All the humanity is progressing with so-called “quantum jumps”. There is a change in the generations of computer technologies in super short time frames. Spacecraft explore the universe. Nuclear power is on the threshold of a new era (here I mean reactors working on fast neutrons).
While the community of scientists is launching and implementing large-scale projects, most of the projects in IT sphere end rather controversy or even fail. Generally, the annual losses in the process of developing and implementing software around the world are about $ 250 billion (from the article «Business Analysis: The Evolution of a Profession» By Kathleen Barret, IIBA President and CEO).

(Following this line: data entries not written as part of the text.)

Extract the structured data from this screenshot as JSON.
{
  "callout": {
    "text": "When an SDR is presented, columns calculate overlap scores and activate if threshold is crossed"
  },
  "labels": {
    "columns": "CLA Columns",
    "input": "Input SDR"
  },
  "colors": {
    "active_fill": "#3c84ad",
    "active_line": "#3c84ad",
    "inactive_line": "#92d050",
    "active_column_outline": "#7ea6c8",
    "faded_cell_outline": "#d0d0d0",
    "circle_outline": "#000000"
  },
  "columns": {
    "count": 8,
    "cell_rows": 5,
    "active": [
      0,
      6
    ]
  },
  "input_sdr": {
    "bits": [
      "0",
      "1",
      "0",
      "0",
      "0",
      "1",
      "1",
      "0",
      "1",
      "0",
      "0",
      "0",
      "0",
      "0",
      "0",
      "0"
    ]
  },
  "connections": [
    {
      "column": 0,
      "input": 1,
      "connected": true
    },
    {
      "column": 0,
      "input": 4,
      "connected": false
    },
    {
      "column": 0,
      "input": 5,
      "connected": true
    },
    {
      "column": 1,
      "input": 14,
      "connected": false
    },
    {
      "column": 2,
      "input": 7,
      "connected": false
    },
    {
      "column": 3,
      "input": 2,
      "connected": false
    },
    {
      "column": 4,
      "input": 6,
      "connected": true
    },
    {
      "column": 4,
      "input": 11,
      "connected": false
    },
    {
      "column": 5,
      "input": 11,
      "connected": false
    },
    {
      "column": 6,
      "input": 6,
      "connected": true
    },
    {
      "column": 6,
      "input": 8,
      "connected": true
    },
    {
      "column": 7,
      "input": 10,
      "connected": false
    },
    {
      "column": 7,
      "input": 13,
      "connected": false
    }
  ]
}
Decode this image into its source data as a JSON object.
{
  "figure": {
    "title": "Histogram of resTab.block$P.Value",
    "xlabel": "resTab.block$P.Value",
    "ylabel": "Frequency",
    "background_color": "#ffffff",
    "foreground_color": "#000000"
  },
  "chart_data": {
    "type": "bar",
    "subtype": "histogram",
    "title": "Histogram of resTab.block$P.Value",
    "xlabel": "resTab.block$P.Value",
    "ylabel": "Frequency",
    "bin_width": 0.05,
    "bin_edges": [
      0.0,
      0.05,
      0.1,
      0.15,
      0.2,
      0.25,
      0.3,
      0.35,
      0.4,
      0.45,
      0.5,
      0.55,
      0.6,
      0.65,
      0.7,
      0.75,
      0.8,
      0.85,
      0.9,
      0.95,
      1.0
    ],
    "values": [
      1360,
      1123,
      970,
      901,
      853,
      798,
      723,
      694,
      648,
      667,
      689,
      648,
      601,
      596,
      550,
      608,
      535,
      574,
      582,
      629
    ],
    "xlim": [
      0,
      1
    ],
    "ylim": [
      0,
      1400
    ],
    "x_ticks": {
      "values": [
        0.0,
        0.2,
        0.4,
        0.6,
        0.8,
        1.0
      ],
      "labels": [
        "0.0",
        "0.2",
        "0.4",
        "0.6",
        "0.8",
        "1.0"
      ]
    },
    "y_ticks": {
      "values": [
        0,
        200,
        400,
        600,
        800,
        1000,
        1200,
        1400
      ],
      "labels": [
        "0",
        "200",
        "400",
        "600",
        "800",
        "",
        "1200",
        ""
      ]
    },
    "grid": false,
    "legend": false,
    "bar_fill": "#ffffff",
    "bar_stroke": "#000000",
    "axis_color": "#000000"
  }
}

Let’s compare firstly the scale of an IT outsourcing project (e.g., in the largest project I took part, there were about 70-80 ppl, including managers, architects, developers, business analysts, quality engineers and designers). The second case is the scale of the project which means to design and build an aeroplane. Tens of thousands are generally involved! Bearing both of the cases in mind, here is the first question: how do they (the scientists) do this? And immediately appears the second one: how do IT companies of 2-3 thousand people manage to fail projects that are incomparably far from really large-scale projects in the space industry, nuclear power engineering or aircraft building?.
With this note written above, I start a series of articles on the system approach, system thinking and system engineering in the management of companies/projects, business analysis and other areas of IT.